Il reddito di dignità non esiste? Allora non esistono i calabresi

Il reddito di dignità non esiste? Allora non esistono i calabresi
L'Editoriale di Luigi Palamara


Il presidente della Regione Calabria, Roberto Occhiuto, ha liquidato il cosiddetto reddito di dignità come una “fake news”. Non si può fare, dice. Non ci sono i fondi. Non ci sono le condizioni.

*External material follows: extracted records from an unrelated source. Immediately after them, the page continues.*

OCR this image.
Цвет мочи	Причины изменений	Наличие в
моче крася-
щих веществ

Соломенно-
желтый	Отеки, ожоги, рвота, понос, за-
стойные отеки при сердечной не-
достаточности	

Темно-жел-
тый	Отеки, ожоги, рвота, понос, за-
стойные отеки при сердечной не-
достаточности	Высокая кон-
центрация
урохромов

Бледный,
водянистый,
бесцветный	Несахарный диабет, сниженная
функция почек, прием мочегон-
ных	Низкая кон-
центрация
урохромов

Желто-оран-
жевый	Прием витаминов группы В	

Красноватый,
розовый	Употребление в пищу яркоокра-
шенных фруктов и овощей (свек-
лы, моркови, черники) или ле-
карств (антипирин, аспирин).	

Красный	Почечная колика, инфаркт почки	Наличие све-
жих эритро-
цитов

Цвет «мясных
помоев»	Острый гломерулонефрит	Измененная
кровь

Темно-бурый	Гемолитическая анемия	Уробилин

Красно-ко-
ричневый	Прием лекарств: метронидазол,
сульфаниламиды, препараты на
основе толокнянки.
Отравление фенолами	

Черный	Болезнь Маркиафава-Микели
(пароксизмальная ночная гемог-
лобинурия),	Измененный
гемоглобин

Ora, l’osservazione tecnica può anche avere una sua ragione. Ma è il tono, è la leggerezza con cui viene liquidata l’idea stessa di dignità, a lasciare interdetti. Perché se la dignità diventa una notizia falsa, allora cos’è reale in questa terra? Il clientelismo? Le promesse non mantenute? I tirocini eterni, che da strumenti temporanei si sono trasformati in una forma di precariato istituzionalizzato?

Occhiuto dice di aver ereditato 4.000 tirocinanti. E con un certo orgoglio sottolinea lo sforzo per stabilizzarli. Ma questa non è una medaglia al valore, è un’ammissione: la Calabria non produce lavoro vero, produce attese. Non fabbriche, non imprese, ma interminabili anticamere. Giovani che restano sospesi tra la speranza di un contratto e la realtà di una borsa che non diventerà mai salario.

E i fondi europei? Si evocano come il Santo Graal: se ne parla, ma non si vedono. Forse ci sono, forse no. Certo non finiscono mai là dove servirebbero di più: a dare ossigeno a una regione che muore di emigrazione e di rassegnazione.

Occhiuto sorride al “campo largo” e dice di non temerlo. Ma qui il problema non è la geografia della politica, né la misura di quanto il campo sia largo o stretto. Qui il problema è che la gente non ha più il seme da piantare, né il terreno per farlo crescere.

La verità è semplice e crudele: in Calabria la dignità non è un concetto astratto, né uno slogan da campagna elettorale. È una lotta quotidiana. È il coraggio di restare quando tutti ti invitano ad andartene. È la forza di resistere alla povertà, al disincanto, alle promesse dei politici di turno.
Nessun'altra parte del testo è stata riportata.